Gold futures price rose by US$8.10 an ounce or 0.6% to $1,281.10 an ounce. The spot gold price was trading near US$1,275 an ounce in late US trade. Iron ore rose by US55 cents or 0.8% to US$72.40 a tonne.

On the Lookout: In the US, pending home sales, Chicago purchasing managers’ index, advance goods trade balance, and wholesale inventories are all due to be released. Han de Jong, chief economist at ABN AMRO, points out that globally, financial conditions have tightened in many countries in 2018 with higher US interest rates, a stronger dollar, the shortening of the balance sheet of the US Federal Reserve and weak stock markets (outside the US) contributing to this tightening.

“Emerging economies are particularly vulnerable to this phenomenon, and in a range of emerging economies, monetary policy has been tightened. Some of them have, in addition, had their own homegrown problems related to a lack of macroeconomic stability.”

“But a key issue for the world economy and for financial markets has been the continued tightening of US monetary policy. While this may be the slowest pace at which the Fed has ever conducted a tightening cycle, they have actually accelerated the pace this year. That is fair enough. The Federal Reserve sets policy for the US economy.”

“The problem lies in the fact that US interest rates are important to the rest of the world and to global financial markets. Arguably, higher (US) interest rates are not particularly suitable at this point in time for other economies or financial markets. Fed policy may be appropriate for the US, but it is not for the rest of the world.”

asianTrading Perspective: Gold inched higher through the early European session on Friday and is currently placed at over six-month tops, just above $1280 level.

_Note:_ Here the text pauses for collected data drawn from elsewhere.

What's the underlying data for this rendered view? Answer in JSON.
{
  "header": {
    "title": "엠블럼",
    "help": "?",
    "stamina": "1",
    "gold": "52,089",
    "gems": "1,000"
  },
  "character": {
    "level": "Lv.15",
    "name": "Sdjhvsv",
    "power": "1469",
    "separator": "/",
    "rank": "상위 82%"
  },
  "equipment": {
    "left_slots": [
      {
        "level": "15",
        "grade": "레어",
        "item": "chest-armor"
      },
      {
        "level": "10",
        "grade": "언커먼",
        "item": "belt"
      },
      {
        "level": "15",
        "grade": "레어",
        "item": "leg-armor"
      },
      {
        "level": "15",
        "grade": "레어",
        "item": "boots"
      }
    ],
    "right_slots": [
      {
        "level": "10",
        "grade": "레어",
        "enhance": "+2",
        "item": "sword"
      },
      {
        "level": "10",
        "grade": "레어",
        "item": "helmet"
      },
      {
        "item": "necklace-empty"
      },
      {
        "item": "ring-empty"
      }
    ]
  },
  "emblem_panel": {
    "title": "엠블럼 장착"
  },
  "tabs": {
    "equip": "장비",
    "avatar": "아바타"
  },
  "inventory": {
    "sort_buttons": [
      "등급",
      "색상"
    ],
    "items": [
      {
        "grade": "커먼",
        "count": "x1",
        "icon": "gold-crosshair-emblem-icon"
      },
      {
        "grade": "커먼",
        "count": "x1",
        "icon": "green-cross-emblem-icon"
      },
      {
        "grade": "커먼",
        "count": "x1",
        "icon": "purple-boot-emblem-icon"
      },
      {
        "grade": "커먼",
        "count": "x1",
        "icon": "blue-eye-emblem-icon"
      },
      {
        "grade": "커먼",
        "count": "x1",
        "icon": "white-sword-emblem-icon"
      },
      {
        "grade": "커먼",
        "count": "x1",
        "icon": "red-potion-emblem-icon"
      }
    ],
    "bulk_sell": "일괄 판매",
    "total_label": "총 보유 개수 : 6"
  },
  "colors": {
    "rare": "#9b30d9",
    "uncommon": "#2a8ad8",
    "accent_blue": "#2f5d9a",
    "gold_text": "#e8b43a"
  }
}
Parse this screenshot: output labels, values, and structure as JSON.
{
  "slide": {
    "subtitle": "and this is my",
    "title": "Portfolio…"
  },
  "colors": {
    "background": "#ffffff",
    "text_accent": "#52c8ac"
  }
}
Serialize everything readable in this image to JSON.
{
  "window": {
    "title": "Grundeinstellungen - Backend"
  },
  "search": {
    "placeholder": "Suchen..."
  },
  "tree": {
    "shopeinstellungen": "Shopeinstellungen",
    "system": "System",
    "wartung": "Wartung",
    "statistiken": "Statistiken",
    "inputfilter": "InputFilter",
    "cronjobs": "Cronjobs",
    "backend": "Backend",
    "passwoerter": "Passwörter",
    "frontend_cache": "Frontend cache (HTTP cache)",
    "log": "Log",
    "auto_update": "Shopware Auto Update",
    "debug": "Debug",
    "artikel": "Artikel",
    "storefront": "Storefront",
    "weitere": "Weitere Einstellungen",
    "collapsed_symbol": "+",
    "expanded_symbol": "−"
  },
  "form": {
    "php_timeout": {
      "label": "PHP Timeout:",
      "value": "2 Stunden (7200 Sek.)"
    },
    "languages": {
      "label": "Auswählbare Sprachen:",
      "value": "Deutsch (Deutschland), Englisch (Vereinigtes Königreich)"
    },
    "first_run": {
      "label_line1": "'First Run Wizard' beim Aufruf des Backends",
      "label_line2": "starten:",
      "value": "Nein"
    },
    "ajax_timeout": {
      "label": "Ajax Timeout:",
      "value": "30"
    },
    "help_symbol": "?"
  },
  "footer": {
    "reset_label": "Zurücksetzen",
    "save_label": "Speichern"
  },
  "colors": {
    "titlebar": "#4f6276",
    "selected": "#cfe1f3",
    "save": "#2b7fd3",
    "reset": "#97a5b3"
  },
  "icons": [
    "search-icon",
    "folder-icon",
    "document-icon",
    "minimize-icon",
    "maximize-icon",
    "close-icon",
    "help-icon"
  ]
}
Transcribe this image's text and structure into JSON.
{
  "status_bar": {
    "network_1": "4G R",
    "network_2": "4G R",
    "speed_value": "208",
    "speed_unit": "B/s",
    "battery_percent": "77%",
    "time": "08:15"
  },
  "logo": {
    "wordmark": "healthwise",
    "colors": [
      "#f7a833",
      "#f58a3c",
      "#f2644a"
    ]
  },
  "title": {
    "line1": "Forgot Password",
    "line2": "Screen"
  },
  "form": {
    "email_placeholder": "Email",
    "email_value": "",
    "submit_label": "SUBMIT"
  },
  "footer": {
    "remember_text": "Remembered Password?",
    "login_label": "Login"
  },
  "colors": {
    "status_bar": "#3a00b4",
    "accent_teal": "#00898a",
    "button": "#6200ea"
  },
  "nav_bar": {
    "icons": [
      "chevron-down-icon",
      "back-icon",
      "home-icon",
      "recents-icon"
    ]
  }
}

The $1283 level could get extended towards $1290 horizontal resistance before the metal eventually darts towards reclaiming the $1300 round figure. On the flip side, any meaningful retracement now seems to find immediate support near the $1270-68 region, below which the commodity could fall further towards $1260 horizontal support.

asianEURUSD still drives higher as the short term bulls are in control. The pair is heading to key resistance in 1.1480 to meet the 100-day moving average. I don’t expect any major move above that level soon as supply will prevail. On the flipside, the 1.1400 handle is the first support.

GBPUSD failed to follow euro higher and stalled one more time at the 100-hour Moving average. The short-term technical picture is still negative and the pair needs a move above 1.27 to regain some bids.